After the first two weeks of the season, the Redskins looked to have one of the league’s worst defenses. Their secondary was shredded, tackling was sloppy, run fits were poor, and teams moved the ball and scored at will. Over the past three weeks, this unit has turned the corner.

The Redskins run a 3-4 front, and have a solid pair of bookend outside linebackers: Brian Orakpo and Ryan Kerrigan. Orakpo, former All-Pro, may not have the sack totals, but his pass rush productivity has been there. Kerrigan is relentless in his pressure and pursuit off the edge.

Defensive coordinator Jim Haslett likes to bring blitz pressures and disguise his coverages. Haslett rarely asks his outside backers to drop into coverage, as such, he’s been creative in stunting them to confuse opponents’ protection schemes. The issue is, other than Barry Cofield, the defensive line isn’t capitalizing on single-block opportunities.

The Redskins secondary has been inconsistent, particularly at safety. Rookie Bacarri Rambo’s early season struggles forced lineup and schematic changes. Haslett has settled in on Reed Doughty and Brandon Meriweather. Doughty is a limited athlete, and Meriweather is a big-hitter, whose reckless style leads to lapses in coverage.

Cornerback DeAngelo Hall is a gambler. Hall can be undisciplined at times, but he’s an experienced vet who is physical at the line, and knows when to jump or undercut a route. Hall did a masterful job against Dez Bryant, limiting him to five catches and 36 yards on eight targets. When Hall rises to the occasion, he can neutralize an opponent’s top threat.

The Redskins special teams have been disastrous. They’ve had coverage lapses, penalties, and minimal impacts from the return game. On average, the Redskins offense has the second-worst average starting field position in the league. Complicating matters, they just lost their starting long snapper (Nick Sundberg) and special teams ace (Bryan Kehl) for the season.
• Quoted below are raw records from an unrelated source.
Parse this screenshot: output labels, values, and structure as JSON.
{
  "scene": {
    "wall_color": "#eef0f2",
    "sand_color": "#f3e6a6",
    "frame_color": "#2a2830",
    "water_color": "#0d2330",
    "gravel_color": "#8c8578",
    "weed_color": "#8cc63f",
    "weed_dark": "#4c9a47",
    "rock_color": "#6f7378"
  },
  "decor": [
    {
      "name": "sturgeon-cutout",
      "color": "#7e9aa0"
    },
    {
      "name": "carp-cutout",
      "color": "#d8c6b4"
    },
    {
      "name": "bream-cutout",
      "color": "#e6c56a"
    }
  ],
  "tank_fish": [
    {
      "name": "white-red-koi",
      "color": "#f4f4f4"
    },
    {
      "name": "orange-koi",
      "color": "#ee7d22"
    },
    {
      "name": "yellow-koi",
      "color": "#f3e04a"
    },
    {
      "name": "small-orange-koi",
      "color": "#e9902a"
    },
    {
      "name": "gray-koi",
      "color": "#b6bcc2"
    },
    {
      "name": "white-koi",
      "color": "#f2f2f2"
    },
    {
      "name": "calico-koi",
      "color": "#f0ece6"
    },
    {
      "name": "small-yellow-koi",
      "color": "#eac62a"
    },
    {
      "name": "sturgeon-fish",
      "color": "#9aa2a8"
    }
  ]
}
Not much has gone right for the Redskins in 2013. Their 1-4 record is a reflection of their team as a whole, as each phase has contributed to their collective struggle. With the Broncos looming the week after the Bears, this Sunday’s game is a must-win. This team doesn’t look like it has a seven-game win streak in it, so their time atop the NFC East perch looks to be short-lived.